Asked by julian celeste

To determine which function best models the data provided in the table, we can analyze the given options and see which one fits the pattern of the y-values corresponding to the x-values.

The given table is:

\[
\begin{array}{|c|c|}
\hline
\text{x-Values} & \text{y-Values} \\
\hline
0 & 5 \\
1 & 15 \\
2 & 45 \\
3 & 135 \\
4 & 405 \\
\hline
\end{array}
\]

Upon quickly analyzing the changes in y-values as x increases, we notice that they are not linear. As x increases from 0 to 4, the y-values increase rapidly, suggesting an exponential or polynomial growth.

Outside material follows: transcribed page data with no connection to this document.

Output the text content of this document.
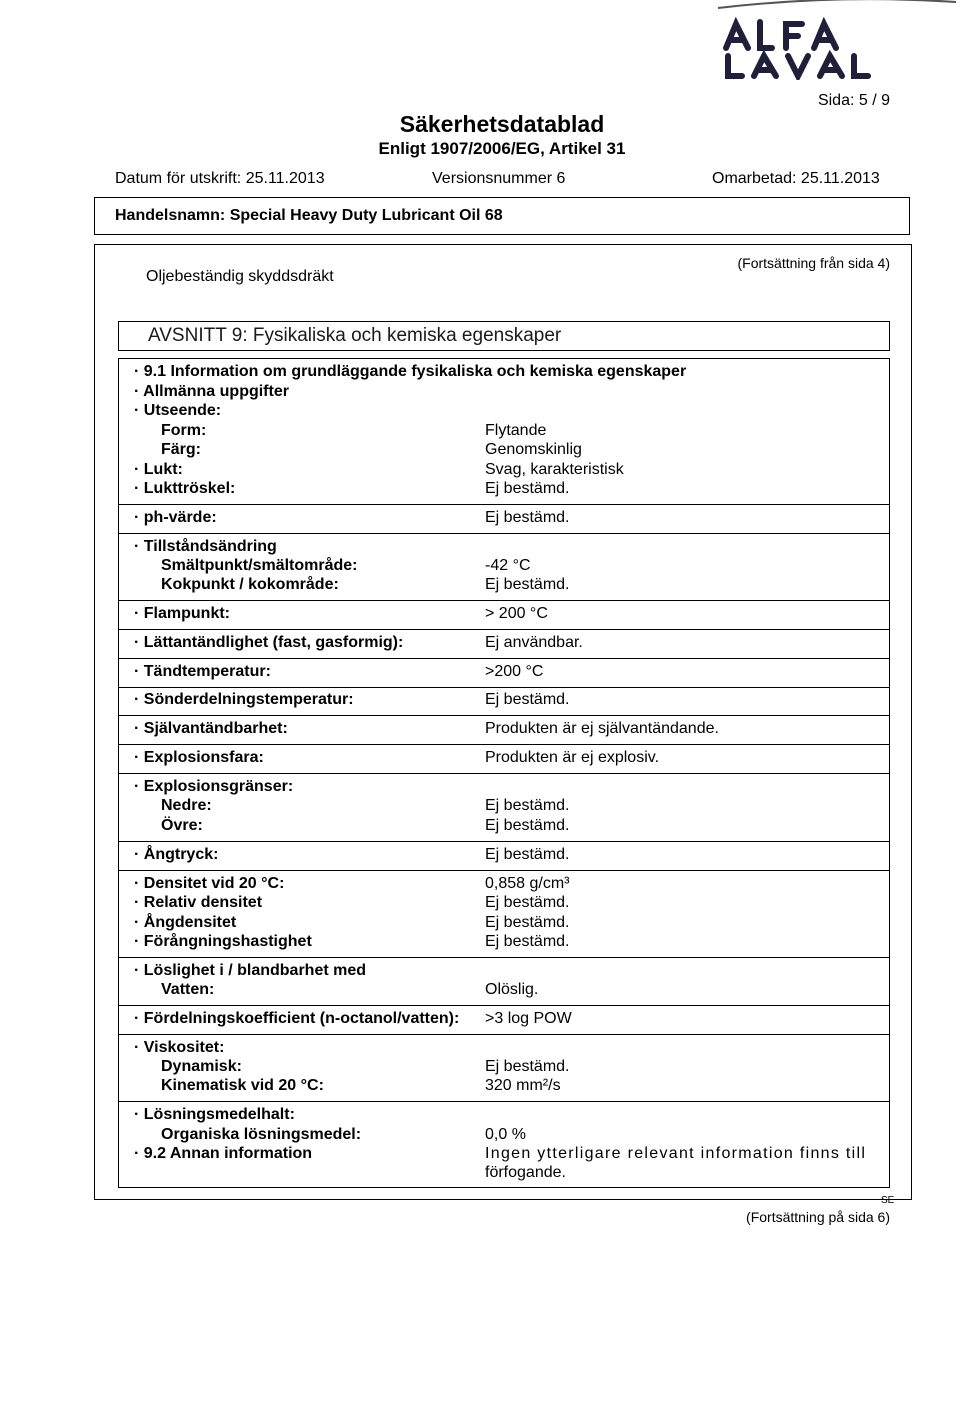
Sida: 5 / 9
Säkerhetsdatablad
Enligt 1907/2006/EG, Artikel 31
Datum för utskrift: 25.11.2013	Versionsnummer 6	Omarbetad: 25.11.2013
Handelsnamn: Special Heavy Duty Lubricant Oil 68
(Fortsättning från sida 4)
Oljebeständig skyddsdräkt
AVSNITT 9: Fysikaliska och kemiska egenskaper
· 9.1 Information om grundläggande fysikaliska och kemiska egenskaper
· Allmänna uppgifter
· Utseende:
Form:	Flytande
Färg:	Genomskinlig
· Lukt:	Svag, karakteristisk
· Lukttröskel:	Ej bestämd.
· ph-värde:	Ej bestämd.
· Tillståndsändring
Smältpunkt/smältområde:	-42 °C
Kokpunkt / kokområde:	Ej bestämd.
· Flampunkt:	> 200 °C
· Lättantändlighet (fast, gasformig):	Ej användbar.
· Tändtemperatur:	>200 °C
· Sönderdelningstemperatur:	Ej bestämd.
· Självantändbarhet:	Produkten är ej självantändande.
· Explosionsfara:	Produkten är ej explosiv.
· Explosionsgränser:
Nedre:	Ej bestämd.
Övre:	Ej bestämd.
· Ångtryck:	Ej bestämd.
· Densitet vid 20 °C:	0,858 g/cm³
· Relativ densitet	Ej bestämd.
· Ångdensitet	Ej bestämd.
· Förångningshastighet	Ej bestämd.
· Löslighet i / blandbarhet med
Vatten:	Olöslig.
· Fördelningskoefficient (n-octanol/vatten): >3 log POW
· Viskositet:
Dynamisk:	Ej bestämd.
Kinematisk vid 20 °C:	320 mm²/s
· Lösningsmedelhalt:
Organiska lösningsmedel:	0,0 %
· 9.2 Annan information	Ingen ytterligare relevant information finns till
förfogande.
SE
(Fortsättning på sida 6)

Let's evaluate the proposed functions one by one:

1. **f(x) = 2.23 × (1.40)^x; f(−1) = 1.59**
- This option looks like an exponential function. We would compute some values for x to check if it matches the data, but based on the rapid growth observed in the original data, it seems too low.

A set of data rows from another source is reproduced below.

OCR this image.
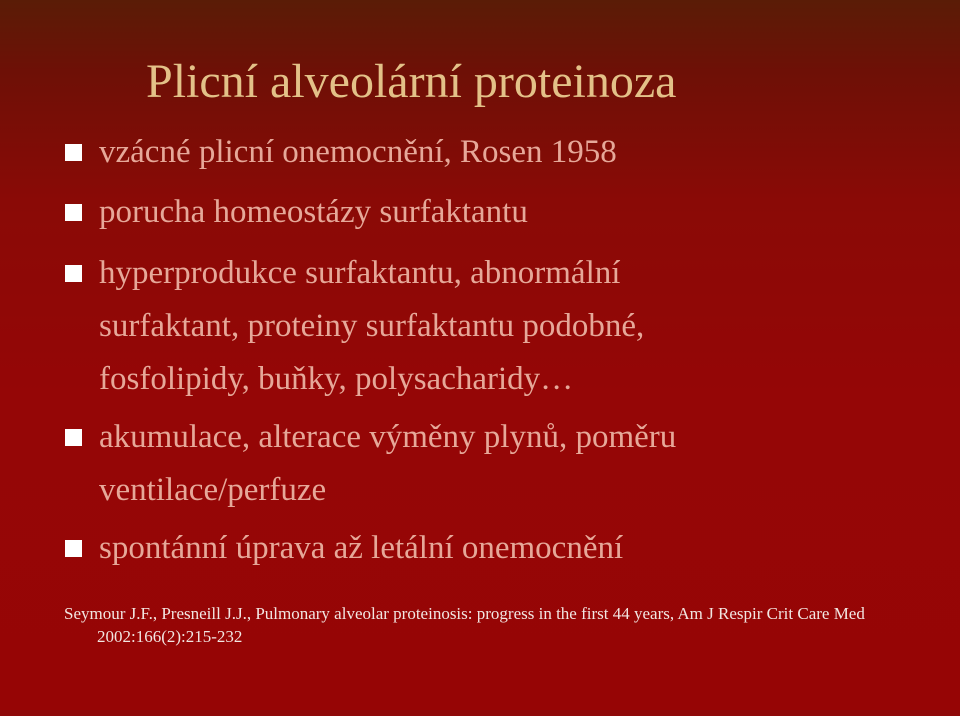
Plicní alveolární proteinoza
vzácné plicní onemocnění, Rosen 1958
porucha homeostázy surfaktantu
hyperprodukce surfaktantu, abnormální
surfaktant, proteiny surfaktantu podobné,
fosfolipidy, buňky, polysacharidy…
akumulace, alterace výměny plynů, poměru
ventilace/perfuze
spontánní úprava až letální onemocnění
Seymour J.F., Presneill J.J., Pulmonary alveolar proteinosis: progress in the first 44 years, Am J Respir Crit Care Med
2002:166(2):215-232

2. **f(x) = 92x − 63; f(−1) = −155**
- This appears to be a linear function. Plugging in x-values like 0, 1, 2, etc., we see it won't yield the correct y-values even before evaluating it at x=-1.

3. **f(x) = 5 × 3^x; f(−1) = 5/3**
- A potential exponential function. The y-values seem to be multiples of each other at successive x-values, and plugging in x=0 gives f(0) = 5, which is correct. Continuing, f(1) = 15, f(2) = 45, f(3) = 135, and f(4) = 405, all match the table. Therefore, this function fits perfectly.

4. **f(x) = 41.43x² − 73.71x + 19.86; f(−1) = 135**
- This appears to be a quadratic function. Evaluating it at x=0 gives f(0)=19.86, drastically different from the first data point, so it doesn't match.

The best model for the data is:
**f(x) = 5 × 3^x**.

Now, we need to calculate f(−1):

\[
f(−1) = 5 × 3^{-1} = 5 × \frac{1}{3} = \frac{5}{3}.
\]

So the answer is:
**f(x) = 5 × 3^x; f(−1) = \frac{5}{3}**.